Malik mengambil waktu belajar kepada Bagoes Hadikoesoemo, mempelajari tafsir Baidhawi. Setelah diperkenalkan dengan Sarekat Islam, ia bergabung menjadi anggota dan mendapat kelas belajar kepada HOS Tjokroaminoto, Fakhruddin, dan Suryopranoto. Malik mengikuti kelas dengan tekun, sering bertanya dan menyalin pelajaran yang didapatnya. Dari keterlibatannya dengan perserikatan Islam, Malik melihat perhatian umat Islam di Jawa terhadap pendidikan, berbeda dengan di Minangkabau—karena telah seragam memeluk Islam—yang saat itu memperdebatkan penyimpangan praktik Islam.
Setelah melewatkan waktu enam bulan di Yogyakarta, Malik meneruskan perjalanan ke Pekalongan, memenuhi janjinya untuk bertemu kakak iparnya Ahmad Rasyid Sutan Mansur. Dari kakak iparnya, Malik mendapatkan kesempatan mengikuti berbagai pertemuan Muhammadiyah dan berlatih berpidato di depan umum. Menyusul ditundanya Kongres Kekhalifahan Internasional pada 1924, ayahnya yang urung berangkat ke Mesir menyempatkan berkunjung ke Pekalongan, meninggalkan pesan kepada Hamka agar kembali ke Padangpanjang untuk membantu membendung penyebaran paham komunis. “Kamu harus terus berada di sini bagi meneruskan tanggung jawab menjaga ummah,” pesan ayahnya.
Saat kembali ke Padangpanjang, propoganda Partai Komunis Indonesia telah memengaruhi murid-murid Thawalib. Malik menjalankan pesan ayahnya. Ia menuangkan pengetahuannya ke dalam majalah Tabligh Muhammadiyah yang dirintisnya. Gurunya Zainuddin dan pemilik percetakan Bagindo Sinaro ikut membantu pembuatan dan distribusi majalah.
Pada saat yang sama, Malik harus membagi waktu untuk berpidato, bolak-balik dari Maninjau ke Padangpanjang. Malik mengambil kesempatan untuk tampil berpidato setiap ayahnya usai memberikan tausyiah. Malik rutin berpidato di Padangpanjang. Ia masih menyempatkan waktunya untuk memberikan pelajaran berpidato.

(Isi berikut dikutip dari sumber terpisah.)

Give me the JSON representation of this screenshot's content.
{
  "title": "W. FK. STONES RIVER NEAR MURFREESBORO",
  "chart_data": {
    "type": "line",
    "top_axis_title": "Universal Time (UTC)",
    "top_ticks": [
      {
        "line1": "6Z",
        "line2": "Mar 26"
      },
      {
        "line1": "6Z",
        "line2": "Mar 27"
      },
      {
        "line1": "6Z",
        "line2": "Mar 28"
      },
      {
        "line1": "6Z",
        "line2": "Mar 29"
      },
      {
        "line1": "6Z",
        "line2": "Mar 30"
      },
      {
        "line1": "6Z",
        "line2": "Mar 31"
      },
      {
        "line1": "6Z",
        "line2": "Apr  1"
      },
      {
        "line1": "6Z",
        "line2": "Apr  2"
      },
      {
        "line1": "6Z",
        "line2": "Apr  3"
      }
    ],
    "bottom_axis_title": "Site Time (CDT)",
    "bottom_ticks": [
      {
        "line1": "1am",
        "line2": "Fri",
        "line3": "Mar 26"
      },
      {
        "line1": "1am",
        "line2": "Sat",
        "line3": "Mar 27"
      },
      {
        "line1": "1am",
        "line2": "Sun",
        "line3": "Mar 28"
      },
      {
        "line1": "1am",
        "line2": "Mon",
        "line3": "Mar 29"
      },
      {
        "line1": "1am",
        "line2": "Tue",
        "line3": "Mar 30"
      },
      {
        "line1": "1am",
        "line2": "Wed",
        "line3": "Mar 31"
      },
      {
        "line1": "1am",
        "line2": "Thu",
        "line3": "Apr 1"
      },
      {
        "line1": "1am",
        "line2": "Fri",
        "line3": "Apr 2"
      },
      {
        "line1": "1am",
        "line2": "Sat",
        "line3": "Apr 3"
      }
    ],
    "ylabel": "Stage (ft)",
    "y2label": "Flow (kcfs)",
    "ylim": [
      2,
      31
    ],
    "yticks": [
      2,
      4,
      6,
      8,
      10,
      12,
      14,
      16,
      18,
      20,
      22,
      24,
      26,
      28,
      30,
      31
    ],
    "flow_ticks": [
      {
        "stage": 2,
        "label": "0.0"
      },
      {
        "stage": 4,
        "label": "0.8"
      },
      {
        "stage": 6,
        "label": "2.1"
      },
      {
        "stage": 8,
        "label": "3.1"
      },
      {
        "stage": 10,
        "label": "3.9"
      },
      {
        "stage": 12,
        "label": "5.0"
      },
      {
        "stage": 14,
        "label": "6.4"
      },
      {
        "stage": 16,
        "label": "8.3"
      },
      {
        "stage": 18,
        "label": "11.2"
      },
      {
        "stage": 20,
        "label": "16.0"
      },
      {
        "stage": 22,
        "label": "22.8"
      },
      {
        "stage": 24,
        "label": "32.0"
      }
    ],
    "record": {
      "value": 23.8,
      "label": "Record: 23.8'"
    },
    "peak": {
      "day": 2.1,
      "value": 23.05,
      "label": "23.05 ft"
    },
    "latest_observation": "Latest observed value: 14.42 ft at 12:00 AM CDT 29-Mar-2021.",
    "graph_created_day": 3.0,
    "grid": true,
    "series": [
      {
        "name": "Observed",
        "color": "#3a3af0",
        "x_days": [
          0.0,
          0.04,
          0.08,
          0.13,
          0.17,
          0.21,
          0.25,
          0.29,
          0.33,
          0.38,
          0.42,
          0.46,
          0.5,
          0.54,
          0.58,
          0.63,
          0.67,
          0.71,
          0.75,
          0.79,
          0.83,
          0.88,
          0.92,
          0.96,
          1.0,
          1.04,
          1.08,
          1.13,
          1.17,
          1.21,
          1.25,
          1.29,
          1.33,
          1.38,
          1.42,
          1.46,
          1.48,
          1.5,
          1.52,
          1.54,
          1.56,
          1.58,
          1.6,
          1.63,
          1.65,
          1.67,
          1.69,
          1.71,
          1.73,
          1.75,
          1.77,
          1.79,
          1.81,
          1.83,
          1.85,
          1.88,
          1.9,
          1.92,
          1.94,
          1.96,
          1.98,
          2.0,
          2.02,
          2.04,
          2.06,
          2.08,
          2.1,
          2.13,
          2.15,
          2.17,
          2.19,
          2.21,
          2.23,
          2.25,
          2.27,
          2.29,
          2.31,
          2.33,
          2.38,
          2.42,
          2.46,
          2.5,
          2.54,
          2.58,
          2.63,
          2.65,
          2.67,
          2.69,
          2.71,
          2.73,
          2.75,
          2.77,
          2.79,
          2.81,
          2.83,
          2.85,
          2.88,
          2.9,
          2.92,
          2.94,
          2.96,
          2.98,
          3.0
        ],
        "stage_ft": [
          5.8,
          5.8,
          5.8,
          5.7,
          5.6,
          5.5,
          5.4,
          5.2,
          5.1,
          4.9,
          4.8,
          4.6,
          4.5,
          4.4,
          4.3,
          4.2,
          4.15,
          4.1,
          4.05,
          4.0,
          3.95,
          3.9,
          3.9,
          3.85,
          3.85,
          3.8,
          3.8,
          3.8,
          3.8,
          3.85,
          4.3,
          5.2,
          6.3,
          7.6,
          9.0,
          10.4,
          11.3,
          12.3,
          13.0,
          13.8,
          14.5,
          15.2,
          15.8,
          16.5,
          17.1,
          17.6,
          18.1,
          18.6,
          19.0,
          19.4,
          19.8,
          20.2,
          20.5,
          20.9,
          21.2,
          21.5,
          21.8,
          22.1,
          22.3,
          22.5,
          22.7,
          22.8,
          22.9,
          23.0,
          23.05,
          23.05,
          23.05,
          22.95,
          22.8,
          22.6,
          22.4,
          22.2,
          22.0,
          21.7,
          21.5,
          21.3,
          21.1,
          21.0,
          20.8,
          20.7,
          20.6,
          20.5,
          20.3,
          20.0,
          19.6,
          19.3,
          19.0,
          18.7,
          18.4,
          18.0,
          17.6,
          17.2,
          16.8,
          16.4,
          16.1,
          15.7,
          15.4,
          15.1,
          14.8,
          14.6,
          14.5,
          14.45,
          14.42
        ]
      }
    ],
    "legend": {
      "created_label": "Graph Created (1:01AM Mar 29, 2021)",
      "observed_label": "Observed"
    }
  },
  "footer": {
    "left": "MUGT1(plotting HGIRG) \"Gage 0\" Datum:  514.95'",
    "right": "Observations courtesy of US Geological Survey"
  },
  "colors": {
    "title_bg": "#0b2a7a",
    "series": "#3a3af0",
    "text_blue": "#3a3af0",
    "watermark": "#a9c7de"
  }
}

Beberapa orang yang belajar kepada Malik, membuat materi pidato sendiri yang akan dikumpulkan Malik untuk diterbitkan dalam sisipan kumpulan pidato majalah Tabligh Muhammadiyah. Malik melengkapi dan menyunting bagian pidato yang diterimanya sebelum diterbitkan, tetapi tetap mencantumkan nama mereka sendiri. Dari kesibukannya menulis dan menyunting naskah pidato, Malik mulai mengetahui dan menuangkan kemampuannya dalam menulis.
Meskipun mendapatkan sambutan baik saat kepulangannya, penerimaan masyarakat terhadap Malik adalah sebatas mubalig yang hanya berpidato. Dalam membacakan ayat atau kalimat bahasa Arab, Malik tidak fasih karena tidak memahami tata letak bahasa, ilmu nahu dan sharaf.

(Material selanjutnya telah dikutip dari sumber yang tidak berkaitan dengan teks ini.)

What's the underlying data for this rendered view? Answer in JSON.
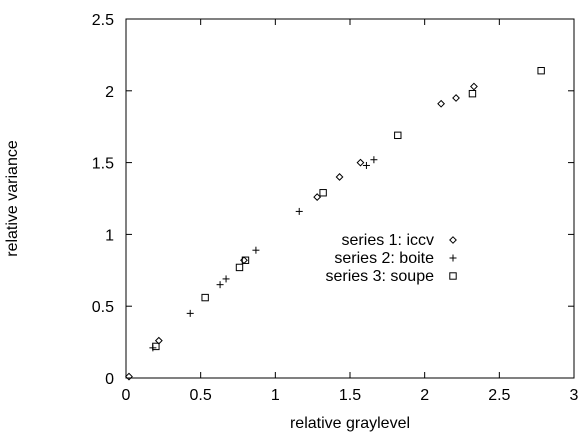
{
  "chart_data": {
    "type": "scatter",
    "title": "",
    "xlabel": "relative graylevel",
    "ylabel": "relative variance",
    "xlim": [
      0,
      3
    ],
    "ylim": [
      0,
      2.5
    ],
    "x_ticks": [
      0,
      0.5,
      1,
      1.5,
      2,
      2.5,
      3
    ],
    "y_ticks": [
      0,
      0.5,
      1,
      1.5,
      2,
      2.5
    ],
    "x_tick_labels": [
      "0",
      "0.5",
      "1",
      "1.5",
      "2",
      "2.5",
      "3"
    ],
    "y_tick_labels": [
      "0",
      "0.5",
      "1",
      "1.5",
      "2",
      "2.5"
    ],
    "grid": false,
    "legend_position": "center",
    "series": [
      {
        "name": "series 1: iccv",
        "marker": "diamond",
        "x": [
          0.02,
          0.22,
          0.79,
          1.28,
          1.43,
          1.57,
          2.11,
          2.21,
          2.33
        ],
        "y": [
          0.01,
          0.26,
          0.82,
          1.26,
          1.4,
          1.5,
          1.91,
          1.95,
          2.03
        ]
      },
      {
        "name": "series 2: boite",
        "marker": "plus",
        "x": [
          0.18,
          0.43,
          0.63,
          0.67,
          0.87,
          1.16,
          1.61,
          1.66
        ],
        "y": [
          0.21,
          0.45,
          0.65,
          0.69,
          0.89,
          1.16,
          1.48,
          1.52
        ]
      },
      {
        "name": "series 3: soupe",
        "marker": "square",
        "x": [
          0.2,
          0.53,
          0.76,
          0.8,
          1.32,
          1.82,
          2.32,
          2.78
        ],
        "y": [
          0.22,
          0.56,
          0.77,
          0.82,
          1.29,
          1.69,
          1.98,
          2.14
        ]
      }
    ]
  }
}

Hal tersebut dikaitkan karena Malik tidak pernah menyelesaikan pendidikannya di Thawalib. Ia pernah dikatakan sebagai “tukang pidato yang tidak berijazah”. Ayahnya mengakui bahwa Malik masih belum cukup ilmu walaupun pandai berceramah dan berdebat dalam hal agama. “Pidato-pidato saja adalah percuma, isi dahulu dengan pengetahuan, barulah ada arti dan manfaatnya pidato-pidatomu itu.” Malik berasa kecil hati dengan sindiran ayahnya, merenung nasib dirinya yang tak pernah tamat belajar meski telah berpindah-pindah sekolah. Saat Muhammadiyah membuka sekolah di Padangpanjang, dibuka penerimaan guru.

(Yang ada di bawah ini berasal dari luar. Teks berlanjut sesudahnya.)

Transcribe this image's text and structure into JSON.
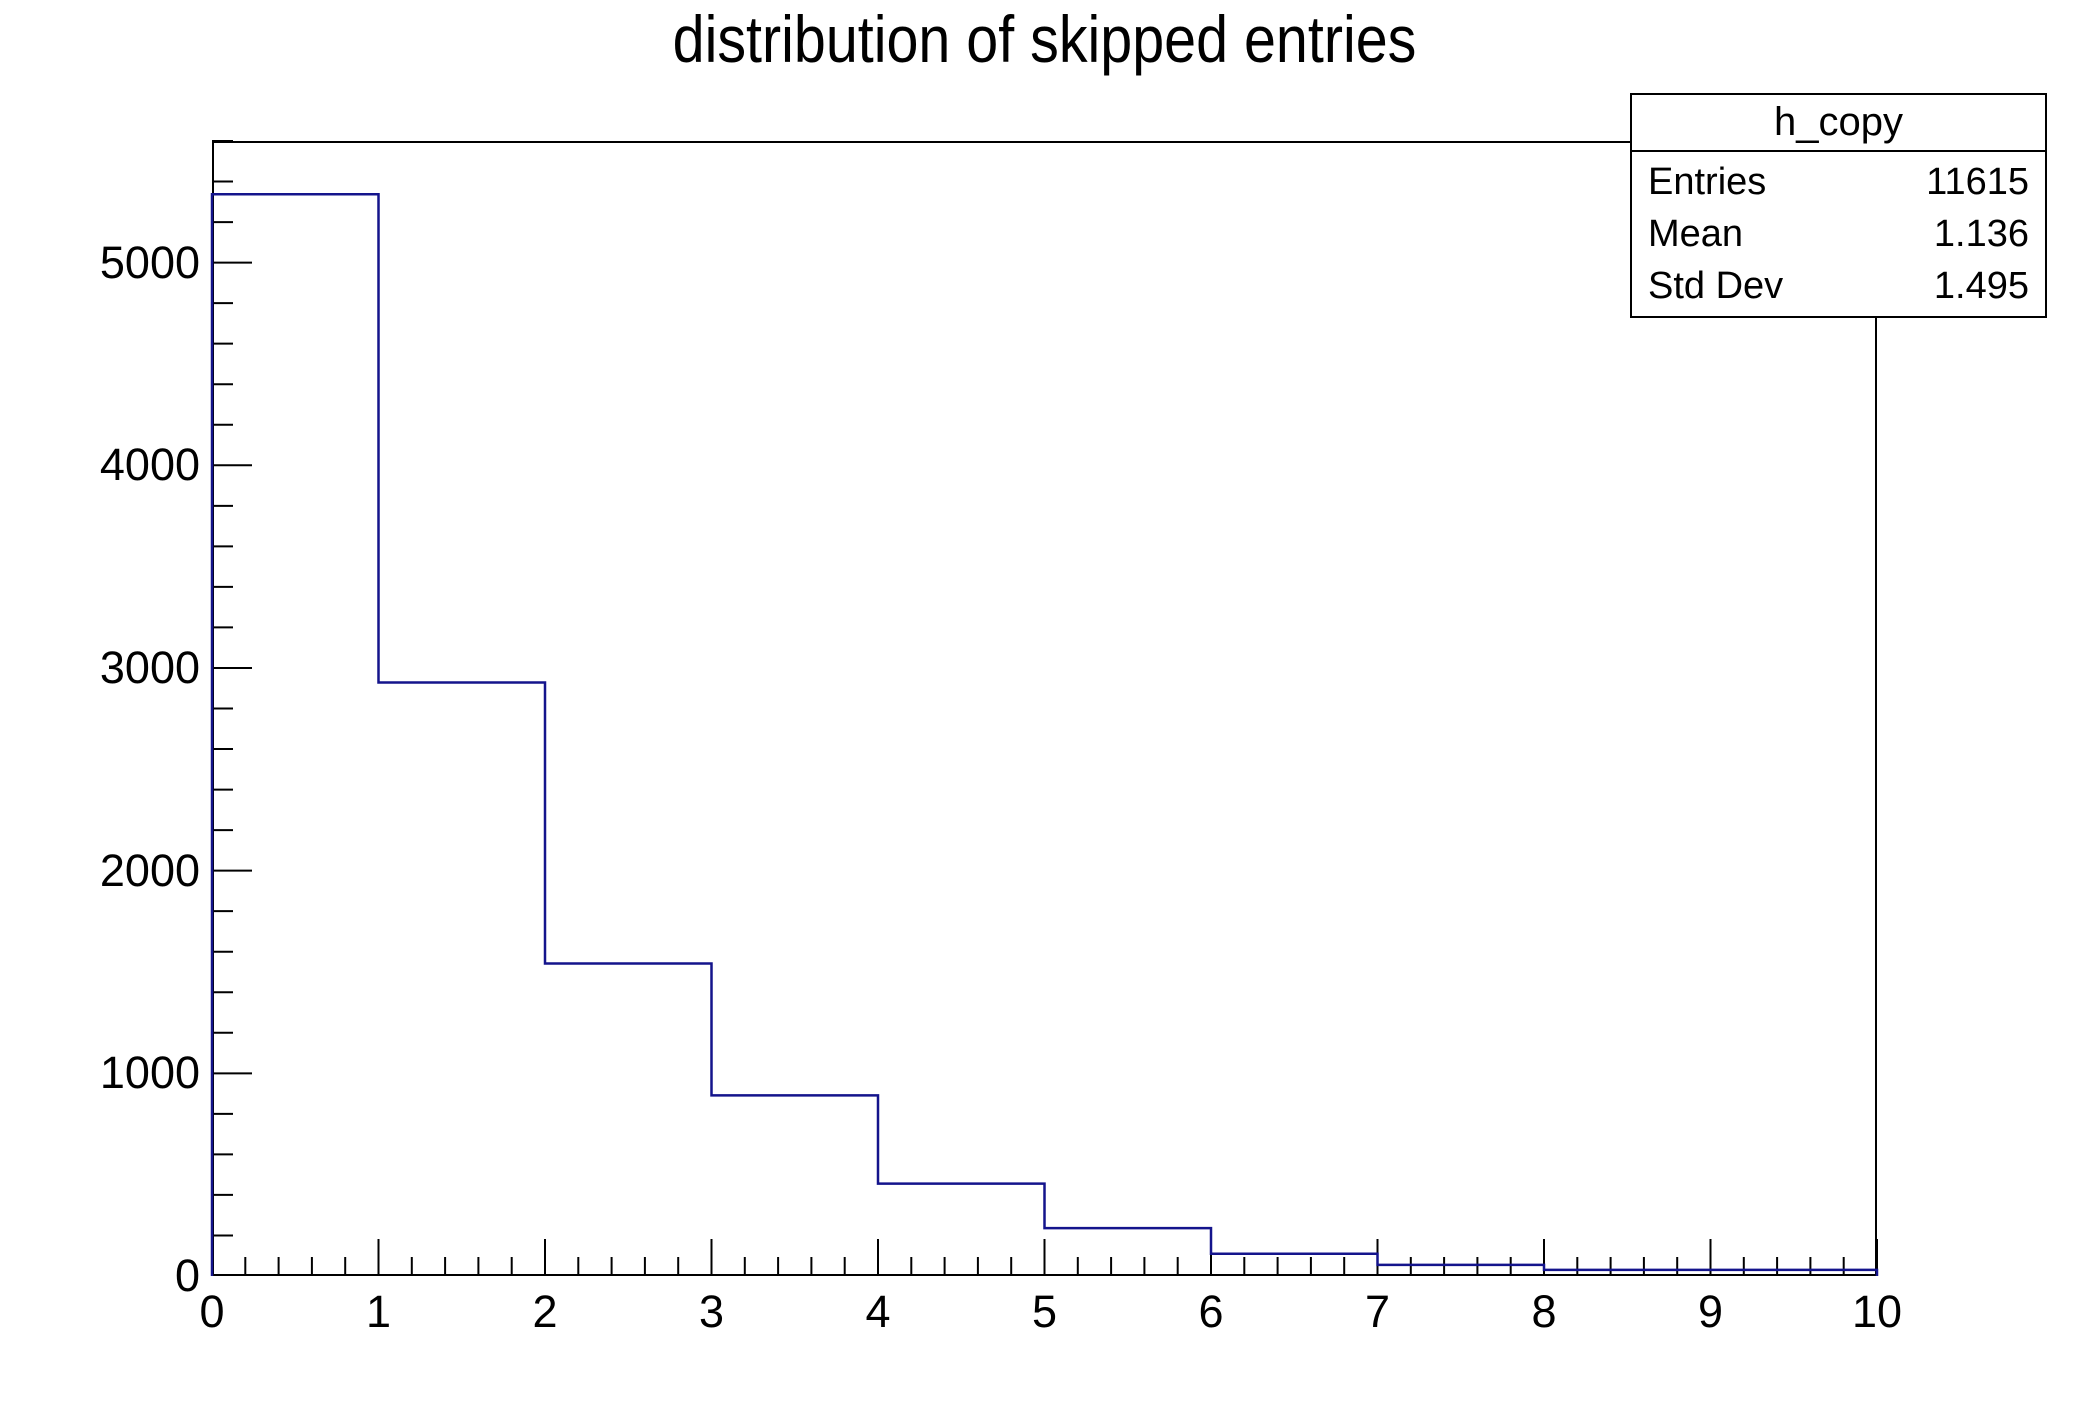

Malik bersama banyak teman-temannya yang pulang dari Jawa ikut melamar. Para pelamar diharuskan mengisi formulir yang menerangkan nama, alamat, dan pendidikan disertai lampiran bukti kelulusan seperti diploma atau ijazah. Pada hari pengumuman pelamar yang lolos sebagai guru, Malik tidak lolos karena tidak memiliki diploma. Hal ini menambah kekecewaan Malik sejak kepulangannya, berpikir untuk kembali pergi meninggalkan kampung halamannya. []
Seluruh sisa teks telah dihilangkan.